Operating notes for traffic mirroring

  • Mirroring dropped traffic

    When an interface is configured to mirror traffic to a local or remote destination, packets are mirrored regardless of whether the traffic is dropped while on the interface. For example, if an ACL is configured on a VLAN with a deny ACE that eliminates packets from a Telnet application, the switch still mirrors the Telnet packets that are received on the interface and subsequently dropped.

  • Mirroring and spanning tree

    Mirroring is performed regardless of the STP state of a port or trunk. This means, for example, that inbound traffic on a port blocked by STP can still be monitored for STP packets during the STP setup phase.

  • Tagged and untagged frames

    For a frame entering or leaving the switch on a mirrored port, the mirrored copy retains the tagged or untagged state the original frame carried when it entered into or exited from the switch. (The tagged or untagged VLAN membership of ports in the path leading to the mirroring destination does not affect the tagged or untagged status of the mirrored copy itself.)

    Thus, if a tagged frame arrives on a mirrored port, the mirrored copy is also tagged, regardless of the status of ports in the destination path. If a frame exits from the switch on a mirrored port that is a tagged member of a VLAN, the mirrored copy is also tagged for the same reason.

    To prevent a VLAN tag from being added to the mirrored copy of an outbound packet sent to a mirroring destination, you must enter the no-tag-added parameter when you configure a port, trunk, or mesh interface to select mirrored traffic.

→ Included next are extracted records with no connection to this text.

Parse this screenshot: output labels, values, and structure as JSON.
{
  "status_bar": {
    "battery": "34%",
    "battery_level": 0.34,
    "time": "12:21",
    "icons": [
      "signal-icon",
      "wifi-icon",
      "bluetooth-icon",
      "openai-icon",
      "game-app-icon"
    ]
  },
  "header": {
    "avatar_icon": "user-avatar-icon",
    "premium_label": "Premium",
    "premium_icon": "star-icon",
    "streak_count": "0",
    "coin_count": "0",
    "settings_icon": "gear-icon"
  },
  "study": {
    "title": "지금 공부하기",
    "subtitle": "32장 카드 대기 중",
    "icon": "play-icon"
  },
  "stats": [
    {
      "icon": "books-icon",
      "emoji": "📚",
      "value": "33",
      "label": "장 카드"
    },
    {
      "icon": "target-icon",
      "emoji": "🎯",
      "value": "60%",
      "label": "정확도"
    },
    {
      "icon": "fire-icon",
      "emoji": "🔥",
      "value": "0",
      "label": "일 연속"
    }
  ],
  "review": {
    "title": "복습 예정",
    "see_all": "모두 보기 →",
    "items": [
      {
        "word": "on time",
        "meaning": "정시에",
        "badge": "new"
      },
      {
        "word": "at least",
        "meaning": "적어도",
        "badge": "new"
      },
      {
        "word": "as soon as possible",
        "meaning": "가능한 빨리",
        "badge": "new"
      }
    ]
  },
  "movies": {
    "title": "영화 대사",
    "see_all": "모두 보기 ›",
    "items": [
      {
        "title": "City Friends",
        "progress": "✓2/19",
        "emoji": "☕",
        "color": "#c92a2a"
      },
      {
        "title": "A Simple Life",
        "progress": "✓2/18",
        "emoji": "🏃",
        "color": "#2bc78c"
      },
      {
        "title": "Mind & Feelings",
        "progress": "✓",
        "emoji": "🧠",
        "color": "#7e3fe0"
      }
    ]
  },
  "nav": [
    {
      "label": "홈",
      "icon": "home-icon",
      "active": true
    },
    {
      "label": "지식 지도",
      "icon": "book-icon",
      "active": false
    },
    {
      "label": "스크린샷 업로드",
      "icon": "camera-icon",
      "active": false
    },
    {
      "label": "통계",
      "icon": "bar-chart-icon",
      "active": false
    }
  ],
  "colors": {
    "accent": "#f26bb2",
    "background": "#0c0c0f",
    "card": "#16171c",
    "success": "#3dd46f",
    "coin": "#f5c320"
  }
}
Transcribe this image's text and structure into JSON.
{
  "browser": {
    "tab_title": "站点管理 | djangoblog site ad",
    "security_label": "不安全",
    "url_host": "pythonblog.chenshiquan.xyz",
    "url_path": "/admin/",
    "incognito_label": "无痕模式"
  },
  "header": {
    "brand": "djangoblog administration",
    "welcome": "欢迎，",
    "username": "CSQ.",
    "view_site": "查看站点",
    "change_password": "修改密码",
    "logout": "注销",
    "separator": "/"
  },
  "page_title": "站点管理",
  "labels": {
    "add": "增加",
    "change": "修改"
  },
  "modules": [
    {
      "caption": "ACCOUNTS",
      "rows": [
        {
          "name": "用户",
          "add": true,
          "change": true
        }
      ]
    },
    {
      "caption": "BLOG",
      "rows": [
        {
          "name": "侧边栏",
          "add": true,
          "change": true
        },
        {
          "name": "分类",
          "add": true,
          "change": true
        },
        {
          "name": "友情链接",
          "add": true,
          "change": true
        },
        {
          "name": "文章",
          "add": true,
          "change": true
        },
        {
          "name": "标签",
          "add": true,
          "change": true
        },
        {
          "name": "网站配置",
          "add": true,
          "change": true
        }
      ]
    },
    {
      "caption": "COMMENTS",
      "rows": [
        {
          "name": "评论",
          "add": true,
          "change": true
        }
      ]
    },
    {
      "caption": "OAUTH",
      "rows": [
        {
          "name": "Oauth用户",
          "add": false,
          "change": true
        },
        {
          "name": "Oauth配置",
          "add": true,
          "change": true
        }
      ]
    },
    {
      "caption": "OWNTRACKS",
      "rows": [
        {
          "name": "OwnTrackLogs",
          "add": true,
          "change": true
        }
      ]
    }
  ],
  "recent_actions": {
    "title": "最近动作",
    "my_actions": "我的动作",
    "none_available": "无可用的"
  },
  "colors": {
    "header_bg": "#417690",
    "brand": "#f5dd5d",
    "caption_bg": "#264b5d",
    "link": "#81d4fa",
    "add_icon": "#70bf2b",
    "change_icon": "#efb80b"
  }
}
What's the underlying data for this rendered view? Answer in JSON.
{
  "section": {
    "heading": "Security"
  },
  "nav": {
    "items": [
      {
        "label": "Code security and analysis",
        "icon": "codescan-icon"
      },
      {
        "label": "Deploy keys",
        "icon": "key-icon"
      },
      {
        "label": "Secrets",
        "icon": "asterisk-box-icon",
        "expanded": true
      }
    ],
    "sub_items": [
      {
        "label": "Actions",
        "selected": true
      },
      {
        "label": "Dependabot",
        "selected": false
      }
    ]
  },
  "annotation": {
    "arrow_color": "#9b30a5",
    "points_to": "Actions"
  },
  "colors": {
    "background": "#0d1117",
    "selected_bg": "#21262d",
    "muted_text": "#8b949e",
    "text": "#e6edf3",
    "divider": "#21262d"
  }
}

  • Effect of IGMP on mirroring

    If both inbound and outbound mirroring is operating when IGMP is enabled on a VLAN, two copies of mirrored IGMP frames may appear at the mirroring destination.

  • Mirrored traffic not encrypted

    Mirrored traffic undergoes IPv4 encapsulation, but mirrored encapsulated traffic is not encrypted.

  • IPv4 header added

    The IPv4 encapsulation of mirrored traffic adds a 54-byte header to each mirrored frame. If a resulting frame exceeds the maximum MTU allowed in the network, it is dropped or truncated (according to the setting of the [truncation] parameter in the mirror command.)

    To reduce the number of dropped frames, enable jumbo frames in the mirroring path, including all intermediate switches and/or routers. (The MTU on the switch is 9220 bytes, which includes 4 bytes for the 802.1Q VLAN tag.)

  • Intercepted or injected traffic

    The mirroring feature does not protect against either mirrored traffic being intercepted or traffic being injected into a mirrored stream by an intermediate host.

  • Inbound mirrored IPv4-encapsulated frames are not mirrored

    The switch does not mirror IPv4-encapsulated mirrored frames that it receives on an interface. This prevents duplicate mirrored frames in configurations where the port connecting the switch to the network path for a mirroring destination is also a port whose inbound or outbound traffic is being mirrored.

    For example, if traffic leaving the switch through ports B5, B6, and B7 is being mirrored through port B7 to a network analyzer, the mirrored frames from traffic on ports B5 and B6 will not be mirrored a second time as they pass through port B7.

  • Switch operation as both destination and source

    A switch configured as a remote destination switch can also be configured to mirror traffic to one of its own ports (local mirroring) or to a destination on another switch (remote mirroring.)

  • Monitor command note

    If session 1 is already configured with a destination, you can enter the no vlan <VID>monitor or no interface <PORT> monitor command without mirroring criteria and a mirror session number. In this case, the switch automatically configures or removes mirroring for inbound and outbound traffic from the specified VLAN or ports to the destination configured for session 1.

  • Loss of connectivity suspends remote mirroring

    When a remote mirroring session is configured on a source switch, the switch sends an ARP request to the configured destination approximately every 60 seconds. If the source switch fails to receive the expected ARP response from the destination for the session, transmission of mirrored traffic in the session halts. However, because the source switch continues to send ARP requests for each configured remote session, link restoration or discovery of another path to the destination enables the source switch to resume transmitting the session's mirrored traffic after a successful ARP response cycle occurs.

    Note that if a link's connectivity is repeatedly interrupted ("link toggling"), little or no mirrored traffic may be allowed for sessions using that link. To verify the status of any mirroring session configured on the source switch, use the show monitor command.